数日後 ムー国首都オタハイト オタハイト海軍基地 大講堂

「演習相手は皇国軍か。どっちが勝つかな」

 

「パーパルディアを滅ぼしたとは言えど、流石にムーには勝てねーよ」

 

「おいお前ら!そろそろ始まるぞ!!」

 

いよいよ合同軍事演習が始まろうとしているこの日、ムーの士官達は大講堂で観戦に興じていた。画質は粗いが、一応魔法による恩恵でムーでは既にカラー映像と生中継の技術がある。今回はそれを活用して両国の艦艇、そして一部の陸で戦う将兵には日本製のボディカメラを装備してもらっており実際の戦闘をリアルタイム観戦して貰う事になった。

それではここで、今回の合同軍事演習におけるルールを簡単に解説しよう。

 

・演習の想定は『オタハイトに大日本皇国軍が侵攻し陸上部隊を揚陸させようとしており、海軍が揚陸艦部隊の迎撃のため出撃。陸軍が万が一のために、オタハイトに防衛線を展開した』という想定。

・演習での勝利条件は、ムーは72時間の間、最終防衛ラインにあるフラッグの防衛に成功する事。日本は72時間以内に最終防衛ラインのフラッグを奪う事。

・実弾の使用は勿論禁止。

・戦略、戦術に関しては自由。

・実弾以外については、原則使用可能。しかし人に害があるものは使用禁止。

 

と言った感じである。因みに判定に関してだが、日本が対抗演習で使う装置を用いている。艦艇については艦に薄いセンサーシートの膜を貼り、演習弾の命中角、速力、選択弾種、被弾対象の装甲圧、被弾箇所をコンピューターが計算しダメージ判定を出す。更に周囲に特殊な煙も撒き散らす。この煙に触れると水兵たちの装備しているセンサーシールが反応し、それによって甲板上の乗員のダメージ判定も出せる様になっている。航空機の方も同様である。
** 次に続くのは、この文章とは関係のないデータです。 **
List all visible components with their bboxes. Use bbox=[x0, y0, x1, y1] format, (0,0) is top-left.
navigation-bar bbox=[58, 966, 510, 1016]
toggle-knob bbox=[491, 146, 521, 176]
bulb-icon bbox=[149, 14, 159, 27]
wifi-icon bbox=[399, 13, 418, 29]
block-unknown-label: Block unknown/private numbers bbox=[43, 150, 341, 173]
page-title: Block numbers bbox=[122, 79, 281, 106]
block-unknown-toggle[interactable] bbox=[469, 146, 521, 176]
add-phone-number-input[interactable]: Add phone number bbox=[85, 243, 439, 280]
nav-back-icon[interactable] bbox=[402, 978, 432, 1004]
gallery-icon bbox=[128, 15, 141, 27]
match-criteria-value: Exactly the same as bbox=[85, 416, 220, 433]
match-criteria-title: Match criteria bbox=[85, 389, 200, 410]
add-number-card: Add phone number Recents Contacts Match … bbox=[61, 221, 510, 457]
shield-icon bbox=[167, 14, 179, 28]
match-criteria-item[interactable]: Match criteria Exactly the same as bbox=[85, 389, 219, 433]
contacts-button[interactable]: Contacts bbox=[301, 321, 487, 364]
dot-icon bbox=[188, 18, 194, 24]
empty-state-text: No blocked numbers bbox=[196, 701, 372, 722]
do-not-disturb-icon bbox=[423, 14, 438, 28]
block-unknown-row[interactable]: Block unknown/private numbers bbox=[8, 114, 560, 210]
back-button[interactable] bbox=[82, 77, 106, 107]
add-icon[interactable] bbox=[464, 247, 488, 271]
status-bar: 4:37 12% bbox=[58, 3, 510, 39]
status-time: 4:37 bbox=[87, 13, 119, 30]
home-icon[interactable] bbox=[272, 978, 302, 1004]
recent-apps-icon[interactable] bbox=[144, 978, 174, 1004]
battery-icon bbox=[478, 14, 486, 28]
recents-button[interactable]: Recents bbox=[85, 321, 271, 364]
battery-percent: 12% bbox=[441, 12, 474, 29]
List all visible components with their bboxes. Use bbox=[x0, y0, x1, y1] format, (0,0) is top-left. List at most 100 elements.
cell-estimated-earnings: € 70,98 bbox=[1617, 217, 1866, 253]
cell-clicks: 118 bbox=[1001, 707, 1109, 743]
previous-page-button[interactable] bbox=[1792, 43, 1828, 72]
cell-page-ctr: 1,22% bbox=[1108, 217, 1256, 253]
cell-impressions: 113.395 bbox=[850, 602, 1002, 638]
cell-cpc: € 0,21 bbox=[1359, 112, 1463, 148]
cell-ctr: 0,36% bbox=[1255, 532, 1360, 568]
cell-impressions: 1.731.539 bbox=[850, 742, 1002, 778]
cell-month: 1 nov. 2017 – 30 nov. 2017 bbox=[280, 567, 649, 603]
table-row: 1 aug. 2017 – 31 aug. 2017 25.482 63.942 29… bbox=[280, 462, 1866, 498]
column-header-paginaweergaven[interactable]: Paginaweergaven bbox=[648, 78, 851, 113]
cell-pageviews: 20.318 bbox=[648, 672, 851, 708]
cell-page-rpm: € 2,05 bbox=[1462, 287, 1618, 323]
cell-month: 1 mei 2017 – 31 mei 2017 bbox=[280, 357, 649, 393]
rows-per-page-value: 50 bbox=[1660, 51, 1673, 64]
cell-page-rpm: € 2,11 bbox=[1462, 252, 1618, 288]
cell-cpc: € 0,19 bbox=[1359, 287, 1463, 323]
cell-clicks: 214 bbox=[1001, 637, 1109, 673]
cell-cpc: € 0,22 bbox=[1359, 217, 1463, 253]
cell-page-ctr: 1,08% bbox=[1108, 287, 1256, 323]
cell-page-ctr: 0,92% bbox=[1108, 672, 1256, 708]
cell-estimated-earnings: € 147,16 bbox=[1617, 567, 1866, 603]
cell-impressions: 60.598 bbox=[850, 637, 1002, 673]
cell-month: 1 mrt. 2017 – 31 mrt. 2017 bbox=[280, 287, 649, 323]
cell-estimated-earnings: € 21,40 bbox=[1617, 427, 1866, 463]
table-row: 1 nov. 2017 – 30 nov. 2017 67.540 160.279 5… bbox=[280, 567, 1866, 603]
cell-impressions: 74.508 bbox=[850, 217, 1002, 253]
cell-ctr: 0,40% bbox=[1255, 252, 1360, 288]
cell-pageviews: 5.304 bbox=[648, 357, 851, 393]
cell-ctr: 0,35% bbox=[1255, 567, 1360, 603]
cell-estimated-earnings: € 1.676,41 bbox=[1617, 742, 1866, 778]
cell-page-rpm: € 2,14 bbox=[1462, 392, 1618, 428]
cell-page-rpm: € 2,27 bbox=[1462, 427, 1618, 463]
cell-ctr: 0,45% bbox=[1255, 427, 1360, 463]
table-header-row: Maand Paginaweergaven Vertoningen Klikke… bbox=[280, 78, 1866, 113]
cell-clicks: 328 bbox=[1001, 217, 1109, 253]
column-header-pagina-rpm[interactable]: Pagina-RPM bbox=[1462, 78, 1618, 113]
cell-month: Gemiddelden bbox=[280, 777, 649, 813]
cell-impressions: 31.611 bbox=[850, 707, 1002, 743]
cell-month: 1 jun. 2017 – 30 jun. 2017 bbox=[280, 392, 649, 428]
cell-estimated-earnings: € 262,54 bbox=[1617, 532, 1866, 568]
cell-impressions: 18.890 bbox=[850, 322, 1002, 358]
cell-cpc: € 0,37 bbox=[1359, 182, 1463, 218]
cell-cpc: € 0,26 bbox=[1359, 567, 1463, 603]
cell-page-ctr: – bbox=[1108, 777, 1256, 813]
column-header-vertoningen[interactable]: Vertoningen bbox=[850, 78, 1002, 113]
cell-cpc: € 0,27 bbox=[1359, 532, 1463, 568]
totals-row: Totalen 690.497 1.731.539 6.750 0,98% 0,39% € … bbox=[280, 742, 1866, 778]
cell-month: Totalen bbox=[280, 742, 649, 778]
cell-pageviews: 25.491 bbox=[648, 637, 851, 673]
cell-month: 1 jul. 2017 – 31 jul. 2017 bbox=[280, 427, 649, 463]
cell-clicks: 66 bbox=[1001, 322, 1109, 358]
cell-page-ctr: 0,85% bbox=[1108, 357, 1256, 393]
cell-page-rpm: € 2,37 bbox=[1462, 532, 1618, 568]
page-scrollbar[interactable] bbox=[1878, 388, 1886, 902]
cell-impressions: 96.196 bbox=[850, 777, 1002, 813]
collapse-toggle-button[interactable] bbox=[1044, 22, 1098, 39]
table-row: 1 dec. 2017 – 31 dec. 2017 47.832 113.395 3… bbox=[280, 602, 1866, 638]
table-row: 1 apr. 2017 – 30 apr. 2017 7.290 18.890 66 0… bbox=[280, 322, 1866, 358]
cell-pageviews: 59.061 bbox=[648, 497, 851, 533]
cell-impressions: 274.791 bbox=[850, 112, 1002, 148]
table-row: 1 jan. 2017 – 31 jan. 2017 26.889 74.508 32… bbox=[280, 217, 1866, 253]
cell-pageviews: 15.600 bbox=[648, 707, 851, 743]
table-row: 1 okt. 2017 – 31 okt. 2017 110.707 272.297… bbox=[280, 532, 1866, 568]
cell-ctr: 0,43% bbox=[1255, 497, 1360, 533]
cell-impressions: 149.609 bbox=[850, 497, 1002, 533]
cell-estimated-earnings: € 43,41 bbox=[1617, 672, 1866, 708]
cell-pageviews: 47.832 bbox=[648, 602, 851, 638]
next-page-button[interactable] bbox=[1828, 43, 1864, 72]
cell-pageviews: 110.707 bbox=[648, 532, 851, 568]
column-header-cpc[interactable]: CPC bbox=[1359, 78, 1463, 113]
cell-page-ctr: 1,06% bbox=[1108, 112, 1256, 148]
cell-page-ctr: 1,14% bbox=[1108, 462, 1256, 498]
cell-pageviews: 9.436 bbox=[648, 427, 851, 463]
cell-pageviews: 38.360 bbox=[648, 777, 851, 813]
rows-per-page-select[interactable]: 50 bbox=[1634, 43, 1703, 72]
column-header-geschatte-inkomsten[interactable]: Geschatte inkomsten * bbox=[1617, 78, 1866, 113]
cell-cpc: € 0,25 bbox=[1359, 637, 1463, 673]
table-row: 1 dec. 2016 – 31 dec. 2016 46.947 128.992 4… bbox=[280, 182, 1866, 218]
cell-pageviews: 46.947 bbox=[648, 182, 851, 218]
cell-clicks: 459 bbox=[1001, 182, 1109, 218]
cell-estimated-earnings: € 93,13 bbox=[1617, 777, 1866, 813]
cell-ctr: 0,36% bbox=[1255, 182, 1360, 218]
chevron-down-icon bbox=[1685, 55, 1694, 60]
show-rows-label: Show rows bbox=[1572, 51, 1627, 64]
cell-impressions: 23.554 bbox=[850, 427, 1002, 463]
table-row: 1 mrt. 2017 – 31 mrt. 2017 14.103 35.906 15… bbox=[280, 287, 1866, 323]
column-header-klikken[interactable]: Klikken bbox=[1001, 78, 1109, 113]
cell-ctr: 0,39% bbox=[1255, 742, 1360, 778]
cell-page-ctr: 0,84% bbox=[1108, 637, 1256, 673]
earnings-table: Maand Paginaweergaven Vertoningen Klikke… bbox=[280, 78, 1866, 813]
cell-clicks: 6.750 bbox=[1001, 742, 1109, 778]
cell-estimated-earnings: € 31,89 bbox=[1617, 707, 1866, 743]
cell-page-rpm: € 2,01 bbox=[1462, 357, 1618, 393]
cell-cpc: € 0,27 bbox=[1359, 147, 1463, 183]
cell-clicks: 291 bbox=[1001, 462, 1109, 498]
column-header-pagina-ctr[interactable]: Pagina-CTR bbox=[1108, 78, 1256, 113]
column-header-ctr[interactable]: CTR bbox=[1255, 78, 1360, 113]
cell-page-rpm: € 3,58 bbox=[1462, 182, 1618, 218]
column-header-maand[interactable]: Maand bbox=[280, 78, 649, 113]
陸上戦に於いてはセンサーシールを貼った服やベストを装備し、銃に装備されている赤外線照射装置で被弾箇所を測定しダメージを割り出す。因みにこれは使用される演習用の空砲と連動しており、音や発射炎も同じ様に発生するし、弾切れや弾詰まりの概念も存在する。

爆発物の場合は艦艇と同じく、特殊な煙を用いて判定する。爆発するとセンサーに反応する仕掛けが施された、黒い煙を撒き散らす。これによって被弾箇所とダメージが判定される。

平たく言うと『人が死ぬ事以外は全てがリアルな、実戦に最も近い演習』ができるのである。

 

 

「提督、間もなく時間です」

 

「そうか。わかった」

 

第一主力艦隊の司令兼、海軍のトップである山本五十八提督が腕に嵌めたロールスロイス製の時計を見つめる。現在の時刻は08:59。後30秒で09:00、演習開始時刻となる。

 

「負ける事は無いだろうが、慢心、ダメ、絶対、だな。諸君!同じ海に生きる水兵として、最大限の礼節を持って演習に励め!!」

 

「「「「「アイ・サー!!!!」」」」」

 

山本がそう言った瞬間、演習開始を告げるベルが鳴った。皇国海軍は勿論、ムー海軍の方も全員の顔が一層引き締まる。

 

「航空参謀!早速一手を打つ。赤城と加賀に鷲目の発艦を指示せよ!」

 

「了解であります。発艦機数は2機ずつで、ミッションは偵察兼警戒ですね?」

 

「その通りだ。その間に本艦は、上空警戒用の震電IIを上げさせろ!戦術長!」

 

「アイ・サー」

 

山本は次々に指示を飛ばし、取り敢えずの初動を終わらせる。命令を受けた赤城と加賀は、直ちに早期警戒機であるE3鷲目と護衛機を発艦させた。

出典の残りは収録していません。